L'examen de l'évolution de la menace et des missions nécessite la suppression d'une brigade d'infanterie. Je veux bien accepter cette proposition. Mais je ne peux pas suivre le Conseil fédéral dans sa volonté de ne pas équiper, au sens de l'équipement collectif, véhicules, armes collectives, etc., les deux brigades d'infanterie de réserve. Je vous invite à refuser l'armée de papier. Les unités de l'"Armée XXI" doivent toutes être opérationnelles à bref délai. Nous ne pouvons pas tromper le peuple de cette manière, alors justement que l'enveloppe budgétaire prévue dans le concept de l'"Armée XXI" a été acceptée pour 2008-2011. Le cadre financier défini dans le projet soumis au peuple est donc respecté.
Nous ne devons pas faire le jeu de l'alliance diabolique entre les conservateurs xénophobes et les gauchistes antimilitaristes et, quelque part, vider l'armée de sa substance. Soutenir ma proposition, c'est opter pour une politique réaliste, conforme à la volonté populaire et au cadre financier qui a été présenté au peuple dans le cadre de la mise en place de l'"Armée XXI". Finalement, c'est maintenir une armée plus concentrée avec la suppression d'une brigade, mais dont la totalité des effectifs sont crédibles. Je vous invite à respecter cette solution.
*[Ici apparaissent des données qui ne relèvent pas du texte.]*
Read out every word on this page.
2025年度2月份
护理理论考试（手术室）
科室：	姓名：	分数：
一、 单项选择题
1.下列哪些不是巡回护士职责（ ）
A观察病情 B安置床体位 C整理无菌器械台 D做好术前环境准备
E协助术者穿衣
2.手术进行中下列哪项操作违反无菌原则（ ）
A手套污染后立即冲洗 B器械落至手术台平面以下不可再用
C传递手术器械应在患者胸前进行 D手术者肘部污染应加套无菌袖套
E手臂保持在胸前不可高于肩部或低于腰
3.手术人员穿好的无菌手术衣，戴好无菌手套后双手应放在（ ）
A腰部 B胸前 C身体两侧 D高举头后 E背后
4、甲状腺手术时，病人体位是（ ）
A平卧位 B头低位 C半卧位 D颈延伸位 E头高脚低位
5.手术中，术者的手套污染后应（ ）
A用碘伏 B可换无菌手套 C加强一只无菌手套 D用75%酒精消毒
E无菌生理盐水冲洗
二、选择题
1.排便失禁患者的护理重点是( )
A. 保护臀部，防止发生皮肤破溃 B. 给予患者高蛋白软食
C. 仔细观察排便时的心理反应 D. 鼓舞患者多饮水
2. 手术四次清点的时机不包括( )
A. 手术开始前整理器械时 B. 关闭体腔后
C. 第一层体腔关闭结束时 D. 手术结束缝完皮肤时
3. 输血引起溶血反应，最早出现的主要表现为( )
J'aimerais encore vous rendre attentifs au fait que nous avons atteint des limites dans la réduction des moyens consacrés à l'armée. Nous pouvons le voir à la page 5929 du message du Conseil fédéral en langue française dans laquelle on nous explique que la capacité des troupes de défense contre avions permettrait de protéger deux grands ouvrages et un aéroport. Si nous sommes confrontés à une menace terroriste générale, ce sont des objectifs sensibles bien plus nombreux que nous devrons protéger, y compris le laboratoire de Spiez pour lequel nous avons accepté des crédits hier. Nous voyons donc que nous sommes à la limite, si ce n'est déjà au-delà, de l'insuffisance de moyens.
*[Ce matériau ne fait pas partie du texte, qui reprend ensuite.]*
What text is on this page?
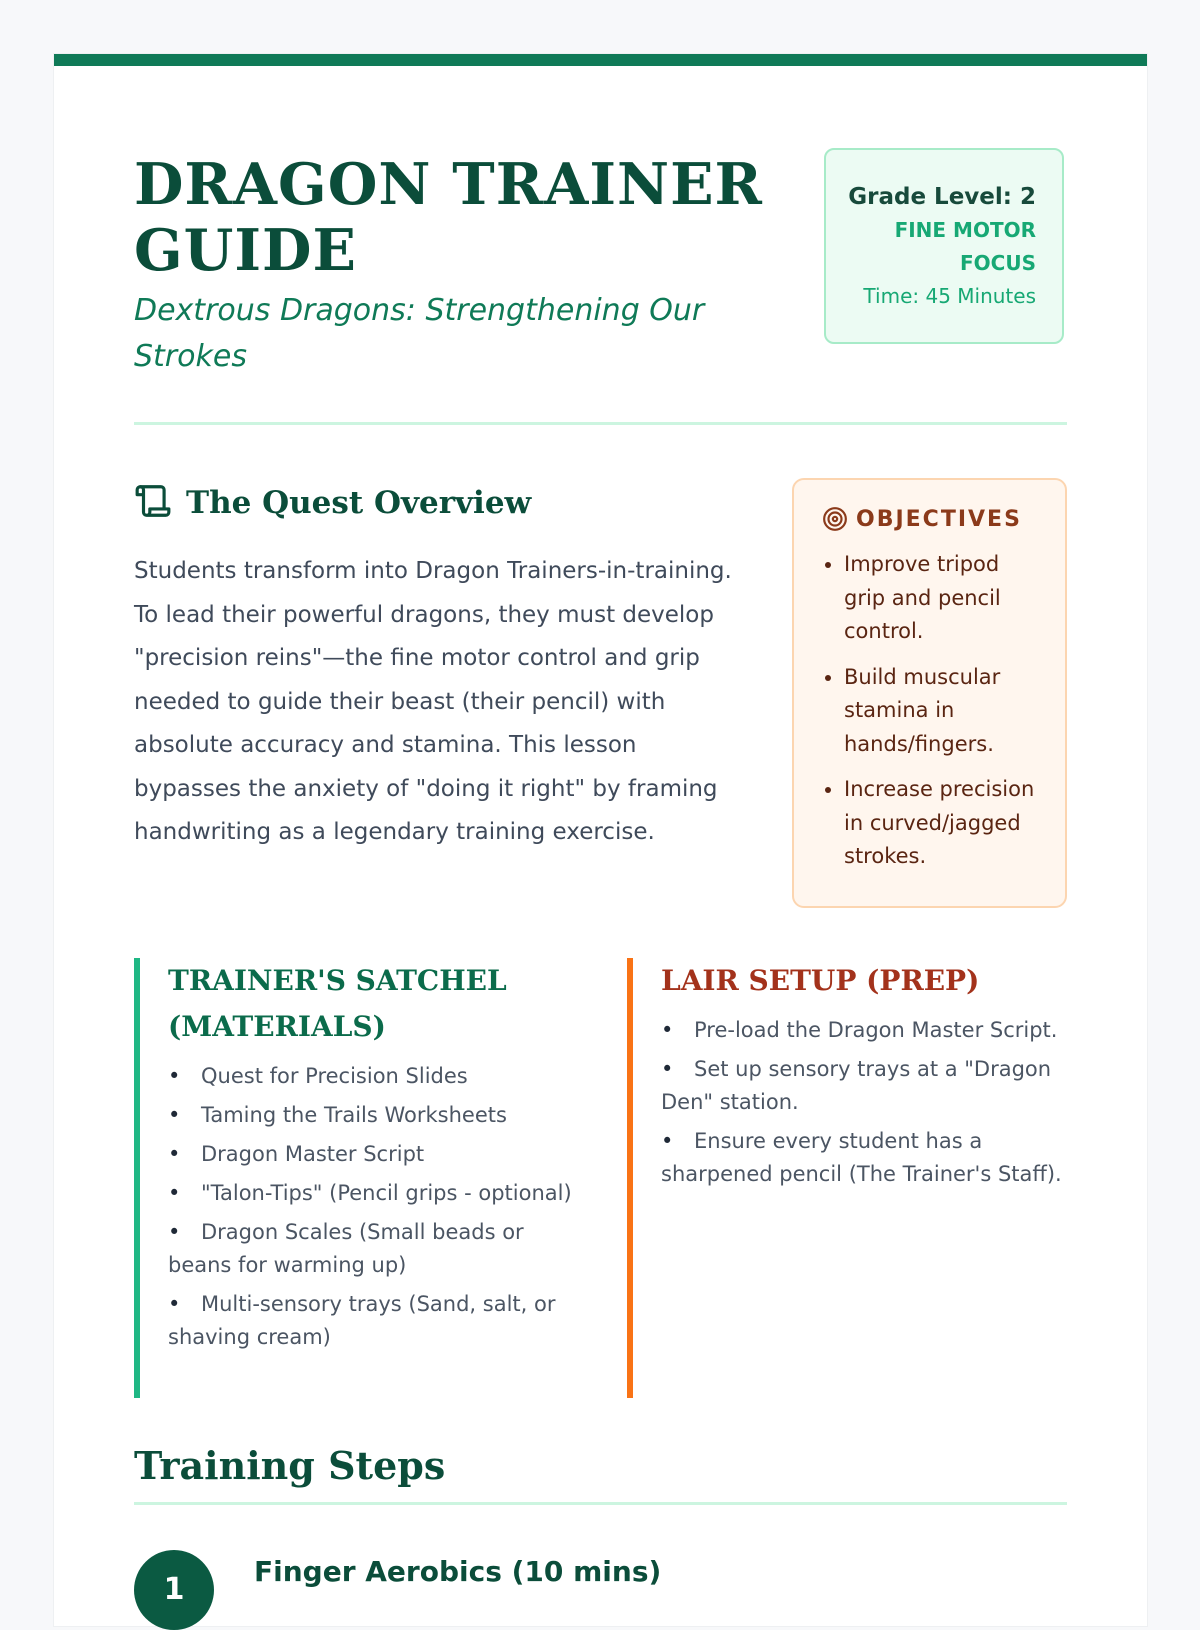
DRAGON TRAINER GUIDE

Dextrous Dragons: Strengthening Our Strokes

Grade Level: 2
FINE MOTOR FOCUS
Time: 45 Minutes
The Quest Overview

Students transform into Dragon Trainers-in-training. To lead their powerful dragons, they must develop "precision reins"—the fine motor control and grip needed to guide their beast (their pencil) with absolute accuracy and stamina. This lesson bypasses the anxiety of "doing it right" by framing handwriting as a legendary training exercise.

OBJECTIVES
• Improve tripod grip and pencil control.
• Build muscular stamina in hands/fingers.
• Increase precision in curved/jagged strokes.
TRAINER'S SATCHEL (MATERIALS)
• Quest for Precision Slides
• Taming the Trails Worksheets
• Dragon Master Script
• "Talon-Tips" (Pencil grips - optional)
• Dragon Scales (Small beads or beans for warming up)
• Multi-sensory trays (Sand, salt, or shaving cream)
LAIR SETUP (PREP)
• Pre-load the Dragon Master Script.
• Set up sensory trays at a "Dragon Den" station.
• Ensure every student has a sharpened pencil (The Trainer's Staff).
Training Steps
1
Finger Aerobics (10 mins)
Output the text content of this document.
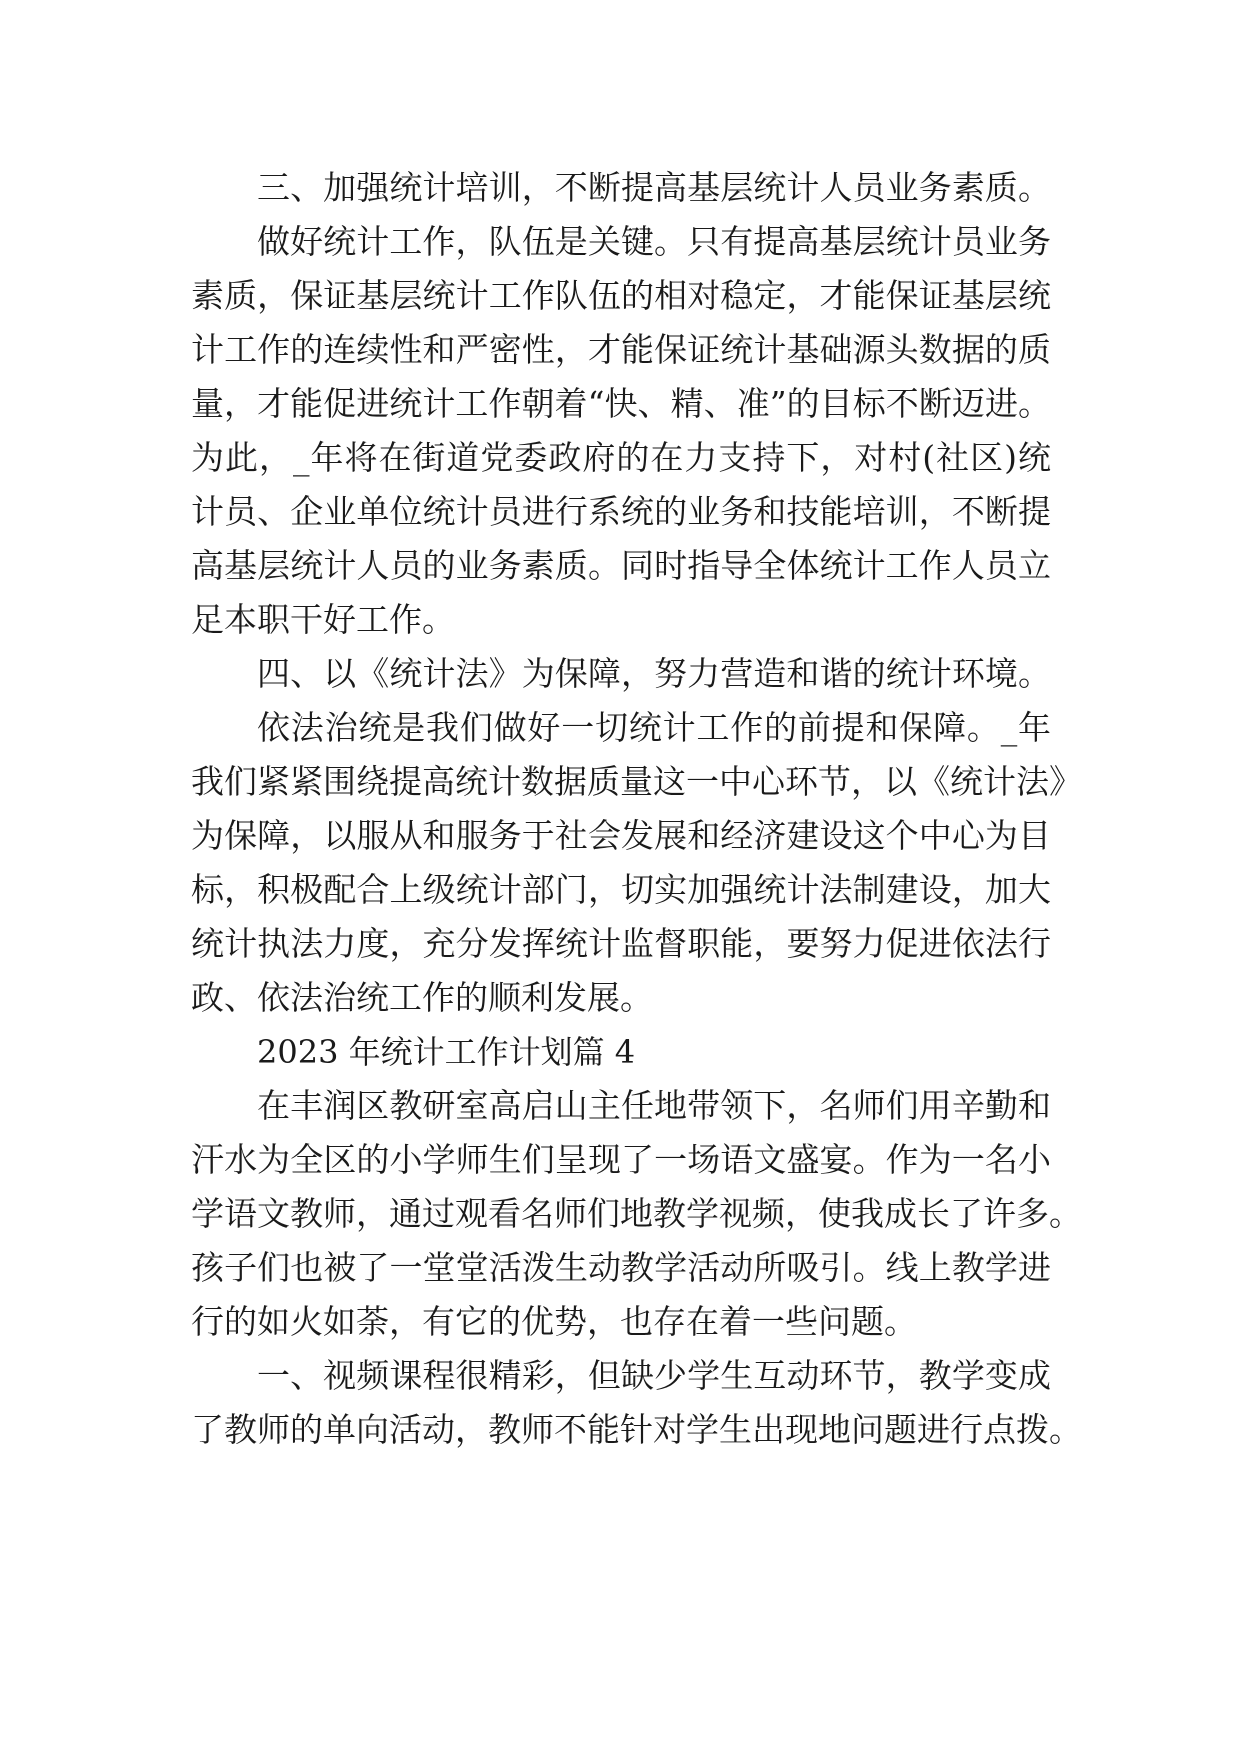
三、加强统计培训，不断提高基层统计人员业务素质。
做好统计工作，队伍是关键。只有提高基层统计员业务
素质，保证基层统计工作队伍的相对稳定，才能保证基层统
计工作的连续性和严密性，才能保证统计基础源头数据的质
量，才能促进统计工作朝着“快、精、准”的目标不断迈进。
为此，_年将在街道党委政府的在力支持下，对村(社区)统
计员、企业单位统计员进行系统的业务和技能培训，不断提
高基层统计人员的业务素质。同时指导全体统计工作人员立
足本职干好工作。
四、以《统计法》为保障，努力营造和谐的统计环境。
依法治统是我们做好一切统计工作的前提和保障。_年
我们紧紧围绕提高统计数据质量这一中心环节，以《统计法》
为保障，以服从和服务于社会发展和经济建设这个中心为目
标，积极配合上级统计部门，切实加强统计法制建设，加大
统计执法力度，充分发挥统计监督职能，要努力促进依法行
政、依法治统工作的顺利发展。
2023 年统计工作计划篇 4
在丰润区教研室高启山主任地带领下，名师们用辛勤和
汗水为全区的小学师生们呈现了一场语文盛宴。作为一名小
学语文教师，通过观看名师们地教学视频，使我成长了许多。
孩子们也被了一堂堂活泼生动教学活动所吸引。线上教学进
行的如火如荼，有它的优势，也存在着一些问题。
一、视频课程很精彩，但缺少学生互动环节，教学变成
了教师的单向活动，教师不能针对学生出现地问题进行点拨。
Je vous invite donc à soutenir ma proposition d'équipement complet pour les deux brigades de réserve.
Siegrist Ulrich · Mit-M · Nationalrat · Aargau · Fraktionslos
Ich habe eine Frage an Sie, Herr Beck. Sie rollen jetzt den Entscheid wieder auf, der im Mai 2000 gefallen ist, als man erkannt hat, dass es die Reserve vor allem für die Ablösungen braucht und dass es deshalb nicht noch alle schweren Korpswaffen braucht. Sind Sie sich bewusst, wenn Sie diesen Entscheid jetzt wieder aufrollen, dass Sie das Geld für die Ausrüstung dieser Reserveverbände von den 12,3 Milliarden Franken nehmen müssen? Sind Sie sich bewusst, dass Sie das Geld von den aktiven Verbänden wegnehmen müssen, damit Sie gleich moderne Waffen bei den Reserveverbänden einführen können? Diese machen keine Wiederholungskurse, um daran überhaupt ausgebildet zu werden! Sind Sie sich bewusst, dass dies zulasten der aktiven Verbände geht, die dann zwar die Wiederholungskurse machen, aber entsprechend weniger Waffen haben? Sind Sie sich also bewusst, dass Sie mit Ihrem Antrag vor allem der aktiven Armee schaden?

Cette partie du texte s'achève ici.